Oddly enough, I'm okay with the Mii and the Balance Board. I know I'm way above normal, and it does make me sad, but the chirpy little board wants to help me.

5/18/10, 10:36 PM  
Blogger CDG said...

@Megan (Best of Fates)
Thanks, Megan. Bless the blog, where we can tell our stories. Maybe now I can set that shamed part of myself free?

By, the way, loved your DC posts! The Korean War Memorial's been a favorite of mine for years.

5/18/10, 10:40 PM  
Anonymous Anonymous said...

Hey Cam,
I am sorry I was so self absorbed at the time, I never realized... I never thought of you that way though... Katie

5/19/10, 2:28 PM  
Blogger CDG said...

Katie, we were *all* self-absorbed. Isn't that the definition of being a teen? Also, I think if I had talked about it sooner, I might have gained some much needed perspective.

5/19/10, 3:14 PM  
Anonymous kris said...

Secret pain is the sharpest sort of all.

I'm glad you let this out, so that the edges can be blunted.

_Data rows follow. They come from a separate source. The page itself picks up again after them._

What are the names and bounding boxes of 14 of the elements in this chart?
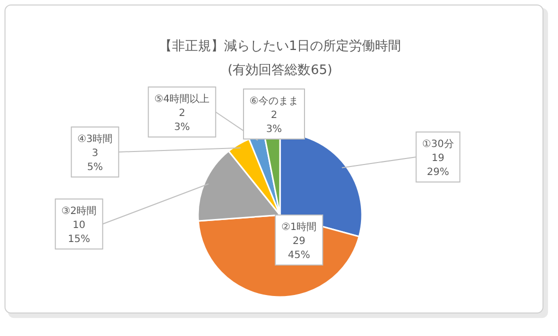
slice-label: ⑤4時間以上 — [154, 93, 210, 105]
slice-label: ③2時間 — [61, 205, 97, 217]
slice-label: ④3時間 — [77, 133, 113, 145]
data-label: 29 45% — [288, 236, 310, 261]
slice-label: ⑥今のまま — [250, 95, 298, 107]
data-label: 3 5% — [87, 148, 103, 173]
data-label: 19 29% — [426, 153, 450, 178]
slice-label: ①30分 — [422, 138, 454, 150]
slice-label: ②1時間 — [281, 221, 317, 233]
title: 【非正規】減らしたい1日の所定労働時間 — [158, 39, 402, 54]
data-label: 10 15% — [68, 220, 90, 245]
data-label: 2 3% — [174, 108, 190, 133]
data-label: 2 3% — [266, 110, 282, 135]
subtitle: (有効回答総数65) — [228, 63, 332, 78]
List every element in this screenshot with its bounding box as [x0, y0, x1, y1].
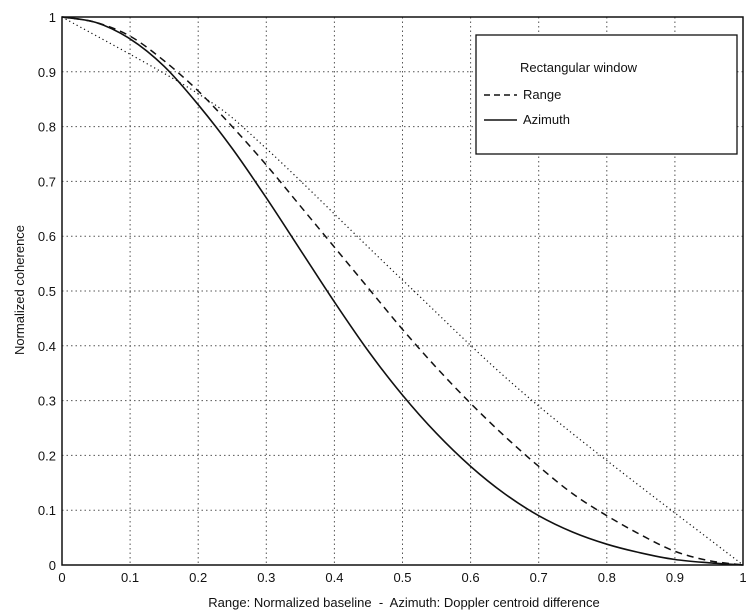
- y-tick-label: 0: [49, 558, 56, 573]
- x-tick-label: 0.9: [666, 570, 684, 585]
- legend-label-range: Range: [523, 87, 561, 102]
- y-tick-label: 0.7: [38, 174, 56, 189]
- series-line-range: [61, 16, 744, 566]
- x-tick-label: 0.5: [393, 570, 411, 585]
- y-tick-label: 0.5: [38, 284, 56, 299]
- legend-label-azimuth: Azimuth: [523, 112, 570, 127]
- y-tick-label: 0.4: [38, 339, 56, 354]
- x-tick-label: 0.3: [257, 570, 275, 585]
- x-tick-label: 0: [58, 570, 65, 585]
- y-tick-label: 0.9: [38, 65, 56, 80]
- y-axis-label: Normalized coherence: [12, 225, 27, 355]
- legend-title: Rectangular window: [520, 60, 638, 75]
- y-tick-label: 1: [49, 10, 56, 25]
- x-tick-label: 0.8: [598, 570, 616, 585]
- tick-labels: 0 0.1 0.2 0.3 0.4 0.5 0.6 0.7 0.8 0.9 1 0 0.1 0.2 0.3 0…: [38, 10, 747, 585]
- x-axis-label: Range: Normalized baseline - Azimuth: Do…: [208, 595, 599, 610]
- legend: Rectangular window Range Azimuth: [475, 34, 738, 155]
- x-tick-label: 0.4: [325, 570, 343, 585]
- y-tick-label: 0.3: [38, 394, 56, 409]
- x-tick-label: 1: [739, 570, 746, 585]
- y-tick-label: 0.2: [38, 448, 56, 463]
- series-line-azimuth: [61, 16, 744, 566]
- legend-box: [475, 34, 738, 155]
- series-lines: [61, 16, 744, 566]
- x-tick-label: 0.7: [530, 570, 548, 585]
- y-tick-label: 0.8: [38, 120, 56, 135]
- y-tick-label: 0.1: [38, 503, 56, 518]
- series-line-dotted: [61, 16, 744, 566]
- x-tick-label: 0.6: [462, 570, 480, 585]
- x-tick-label: 0.1: [121, 570, 139, 585]
- plot-frame: [61, 16, 744, 566]
- y-tick-label: 0.6: [38, 229, 56, 244]
- x-tick-label: 0.2: [189, 570, 207, 585]
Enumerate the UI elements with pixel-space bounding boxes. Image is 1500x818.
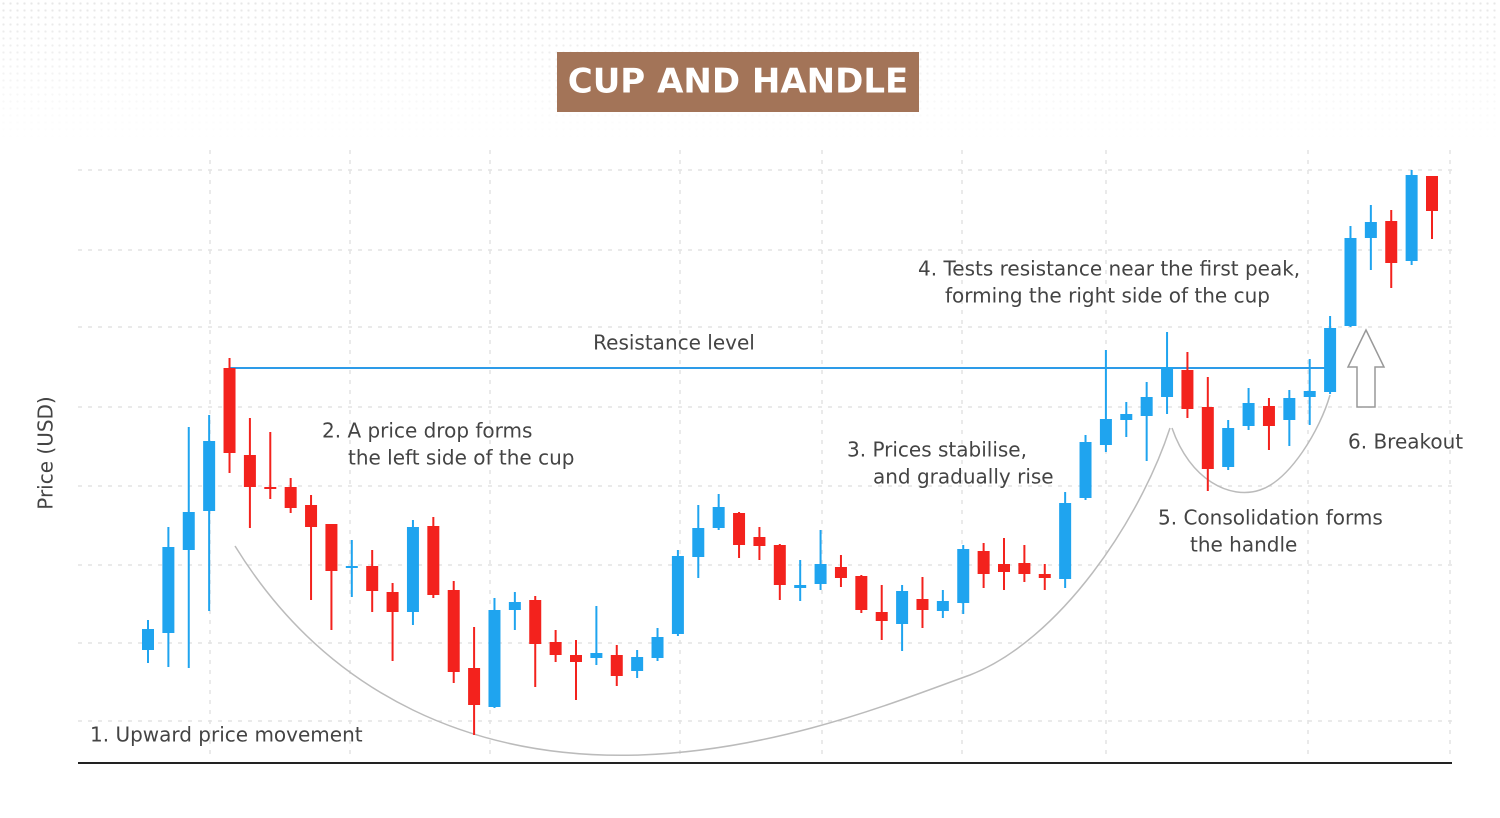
candle-body [508, 602, 521, 610]
chart-title: CUP AND HANDLE [568, 62, 908, 102]
candle-body [243, 455, 256, 487]
candle-body [814, 564, 827, 584]
candle-body [162, 547, 175, 633]
candle-body [1344, 238, 1357, 326]
annotation: the handle [1190, 533, 1297, 557]
candle-body [264, 487, 277, 489]
annotation: the left side of the cup [348, 446, 574, 470]
candle-body [1099, 419, 1112, 445]
annotation: forming the right side of the cup [945, 284, 1270, 308]
title-box [557, 52, 919, 112]
candle-body [549, 642, 562, 655]
candle-body [834, 567, 847, 578]
candle-body [1222, 428, 1235, 467]
candle-body [712, 507, 725, 528]
annotation: 2. A price drop forms [322, 419, 532, 443]
candle-body [773, 545, 786, 585]
candle-body [855, 576, 868, 610]
candle-body [733, 513, 746, 545]
candle-body [631, 657, 644, 671]
y-axis-label: Price (USD) [34, 396, 58, 510]
candle-body [692, 528, 705, 557]
grid [78, 150, 1452, 760]
candle-body [875, 612, 888, 621]
candle-body [1426, 176, 1438, 211]
candle-body [936, 601, 949, 611]
candle-body [325, 524, 338, 571]
candle-body [957, 549, 970, 603]
candle-body [284, 487, 297, 508]
candle-body [570, 655, 582, 662]
candle-body [1364, 222, 1377, 238]
candle-body [406, 527, 419, 612]
candle-body [610, 655, 623, 676]
candle-body [447, 590, 460, 672]
annotation: 3. Prices stabilise, [847, 438, 1027, 462]
breakout-arrow [1346, 328, 1386, 408]
annotation: 1. Upward price movement [90, 723, 363, 747]
handle-curve [1171, 394, 1331, 494]
candle-body [794, 585, 807, 588]
candle-body [203, 441, 216, 511]
candle-body [896, 591, 909, 624]
candle-body [590, 653, 603, 658]
candle-body [1385, 221, 1398, 263]
candle-body [651, 637, 664, 658]
candle-body [142, 629, 154, 650]
cup-curve [234, 427, 1171, 757]
candle-body [916, 599, 929, 610]
candle-body [1324, 328, 1337, 392]
candle-body [386, 592, 399, 612]
candle-body [366, 566, 379, 591]
candle-body [671, 556, 684, 634]
candle-body [1079, 442, 1092, 498]
annotation: and gradually rise [873, 465, 1054, 489]
candle-body [223, 368, 236, 453]
candle-body [1140, 397, 1153, 416]
candle-body [1201, 407, 1214, 469]
annotation: 6. Breakout [1348, 430, 1463, 454]
candle-body [1262, 406, 1275, 426]
candle-body [182, 512, 195, 550]
candle-body [977, 551, 990, 574]
candle-body [753, 537, 766, 546]
candle-body [998, 564, 1010, 572]
candle-body [468, 668, 481, 705]
candle-body [1120, 414, 1133, 420]
candle-body [1303, 391, 1316, 397]
candle-body [345, 566, 358, 568]
candle-body [1161, 367, 1174, 397]
candle-body [305, 505, 318, 527]
annotation: 5. Consolidation forms [1158, 506, 1383, 530]
resistance-label: Resistance level [593, 331, 755, 355]
candle-body [1405, 175, 1418, 261]
candle-body [1181, 370, 1194, 409]
candle-body [1242, 403, 1255, 426]
candle-body [1059, 503, 1072, 579]
annotation: 4. Tests resistance near the first peak, [918, 257, 1300, 281]
candle-body [529, 600, 542, 644]
candle-body [1018, 563, 1031, 574]
candle-body [1283, 398, 1296, 420]
candle-body [1038, 574, 1051, 578]
candle-body [427, 526, 440, 595]
candle-body [488, 610, 501, 707]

And that doctor? She sucked.

A hugely obese amount, she sucked.

5/20/10, 4:20 PM  
Anonymous Anonymous said...

cam, i love reading your blog and i think you're really brave, smart, funny and honest!! i think a lot of doctors need to get real and learn how to speak to people.....xo julie

5/20/10, 8:39 PM  
Blogger Deb & Dave McCullough said...

I could have written that myself. You are not alone and I am so proud of you for moving forward for a healthier you! You are fabulous Cam!

Much love,
Deb aka Doc

5/20/10, 8:59 PM  
Blogger CDG said...

Thanks, everyone, for the acknowledgment and support. It makes it a little easier to make the right choices knowing that being honest has good consequences.

5/20/10, 11:18 PM  
Anonymous Anonymous said...

Cam - I lurk your blog from time to time and read this post on my way to a week long raft trip, so I only now am able to comment. It takes a lot of guts to confront and bare these hurts. I knew you in college, which sounds like was your unhappy time. For what it's worth, I admired you for your good cheer, insight, and mostly for what I perceived (though you may disagree) as your confidence. No matter what number on the scale your health journey ends with, I hope you are able to purge the toxic effect of this memory.

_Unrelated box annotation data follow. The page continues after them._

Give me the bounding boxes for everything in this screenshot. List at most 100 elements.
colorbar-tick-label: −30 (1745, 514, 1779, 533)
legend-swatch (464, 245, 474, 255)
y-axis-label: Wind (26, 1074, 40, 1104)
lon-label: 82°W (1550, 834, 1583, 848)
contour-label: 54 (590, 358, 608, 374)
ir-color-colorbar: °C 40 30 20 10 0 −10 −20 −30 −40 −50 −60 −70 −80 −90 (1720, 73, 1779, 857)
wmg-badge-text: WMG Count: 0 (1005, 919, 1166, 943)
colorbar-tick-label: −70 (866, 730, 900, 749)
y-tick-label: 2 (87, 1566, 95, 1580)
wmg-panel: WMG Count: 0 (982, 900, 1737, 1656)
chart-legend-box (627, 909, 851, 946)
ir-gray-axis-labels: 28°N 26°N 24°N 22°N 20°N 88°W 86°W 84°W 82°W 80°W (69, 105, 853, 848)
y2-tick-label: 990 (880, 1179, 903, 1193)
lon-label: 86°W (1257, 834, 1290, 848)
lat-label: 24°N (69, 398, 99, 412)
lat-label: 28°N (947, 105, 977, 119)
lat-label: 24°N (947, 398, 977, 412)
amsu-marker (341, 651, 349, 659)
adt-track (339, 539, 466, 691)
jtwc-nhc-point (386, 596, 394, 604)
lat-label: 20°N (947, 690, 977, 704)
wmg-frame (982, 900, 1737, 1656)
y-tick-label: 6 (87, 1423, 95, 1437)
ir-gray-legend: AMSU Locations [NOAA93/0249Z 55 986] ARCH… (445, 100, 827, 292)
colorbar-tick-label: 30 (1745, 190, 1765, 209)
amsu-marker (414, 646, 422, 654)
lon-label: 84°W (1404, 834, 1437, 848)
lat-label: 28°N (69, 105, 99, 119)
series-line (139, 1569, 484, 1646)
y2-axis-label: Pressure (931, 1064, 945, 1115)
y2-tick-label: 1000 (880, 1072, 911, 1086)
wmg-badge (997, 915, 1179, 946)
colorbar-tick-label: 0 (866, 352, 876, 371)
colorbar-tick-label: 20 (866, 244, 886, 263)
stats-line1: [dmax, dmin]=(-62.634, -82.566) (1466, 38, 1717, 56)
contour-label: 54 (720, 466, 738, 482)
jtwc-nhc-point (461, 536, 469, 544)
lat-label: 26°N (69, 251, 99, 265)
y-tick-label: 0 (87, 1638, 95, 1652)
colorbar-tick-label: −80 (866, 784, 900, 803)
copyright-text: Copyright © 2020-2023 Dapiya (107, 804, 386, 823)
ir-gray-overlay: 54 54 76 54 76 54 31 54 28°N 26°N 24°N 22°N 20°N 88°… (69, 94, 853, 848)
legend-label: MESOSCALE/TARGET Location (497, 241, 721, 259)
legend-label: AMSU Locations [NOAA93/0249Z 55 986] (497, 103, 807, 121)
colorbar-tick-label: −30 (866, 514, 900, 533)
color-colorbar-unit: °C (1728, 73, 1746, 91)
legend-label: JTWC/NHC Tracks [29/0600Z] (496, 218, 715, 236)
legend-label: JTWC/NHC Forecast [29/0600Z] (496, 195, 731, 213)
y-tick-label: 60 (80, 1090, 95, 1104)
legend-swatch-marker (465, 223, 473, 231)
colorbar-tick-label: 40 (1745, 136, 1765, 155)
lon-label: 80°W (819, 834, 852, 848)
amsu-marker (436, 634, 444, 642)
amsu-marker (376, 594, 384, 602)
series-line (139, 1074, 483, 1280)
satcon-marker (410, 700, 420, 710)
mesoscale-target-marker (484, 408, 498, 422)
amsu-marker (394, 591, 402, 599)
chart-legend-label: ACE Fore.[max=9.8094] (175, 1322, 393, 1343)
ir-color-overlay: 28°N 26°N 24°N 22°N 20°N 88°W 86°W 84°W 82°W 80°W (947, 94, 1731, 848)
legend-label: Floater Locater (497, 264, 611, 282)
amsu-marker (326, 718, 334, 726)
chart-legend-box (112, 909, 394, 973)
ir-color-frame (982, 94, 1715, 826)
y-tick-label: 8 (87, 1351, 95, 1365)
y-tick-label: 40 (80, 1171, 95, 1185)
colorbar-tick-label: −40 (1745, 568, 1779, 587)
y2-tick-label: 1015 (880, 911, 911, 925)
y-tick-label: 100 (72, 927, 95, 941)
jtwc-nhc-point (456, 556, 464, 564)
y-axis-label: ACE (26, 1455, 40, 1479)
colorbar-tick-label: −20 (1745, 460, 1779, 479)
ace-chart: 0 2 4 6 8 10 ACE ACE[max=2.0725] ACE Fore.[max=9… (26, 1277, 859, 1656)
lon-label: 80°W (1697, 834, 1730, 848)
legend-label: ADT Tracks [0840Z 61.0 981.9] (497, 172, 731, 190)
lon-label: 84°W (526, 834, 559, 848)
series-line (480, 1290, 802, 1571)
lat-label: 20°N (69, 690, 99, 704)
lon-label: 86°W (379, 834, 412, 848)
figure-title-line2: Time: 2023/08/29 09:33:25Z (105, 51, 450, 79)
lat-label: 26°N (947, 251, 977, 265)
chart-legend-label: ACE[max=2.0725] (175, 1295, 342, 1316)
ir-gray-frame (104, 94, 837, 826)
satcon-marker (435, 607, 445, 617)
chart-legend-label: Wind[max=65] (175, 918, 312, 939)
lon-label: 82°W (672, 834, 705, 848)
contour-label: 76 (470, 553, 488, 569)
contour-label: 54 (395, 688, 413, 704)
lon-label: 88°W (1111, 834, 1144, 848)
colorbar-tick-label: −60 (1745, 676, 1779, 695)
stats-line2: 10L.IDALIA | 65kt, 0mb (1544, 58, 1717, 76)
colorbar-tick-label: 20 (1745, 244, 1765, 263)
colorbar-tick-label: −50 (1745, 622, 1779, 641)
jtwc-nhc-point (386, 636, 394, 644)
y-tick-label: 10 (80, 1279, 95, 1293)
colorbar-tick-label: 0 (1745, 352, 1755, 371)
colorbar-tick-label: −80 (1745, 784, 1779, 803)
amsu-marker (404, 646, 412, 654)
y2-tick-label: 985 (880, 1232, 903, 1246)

And even though I haven't seen you in 10 years, I still admire you.

- Bonnie S

5/27/10, 8:02 PM  
Blogger CDG said...

Bonnie! Lurk no more! Comment! I love comments!

Thanks. I was probably unhappiest about my weight just after college, but the insecurity certainly built there, in the land of the blonde and fit.

That said, I love Middlebury and my friends! there so much. Tapping that love helped me do something about my weight in my mid twenties.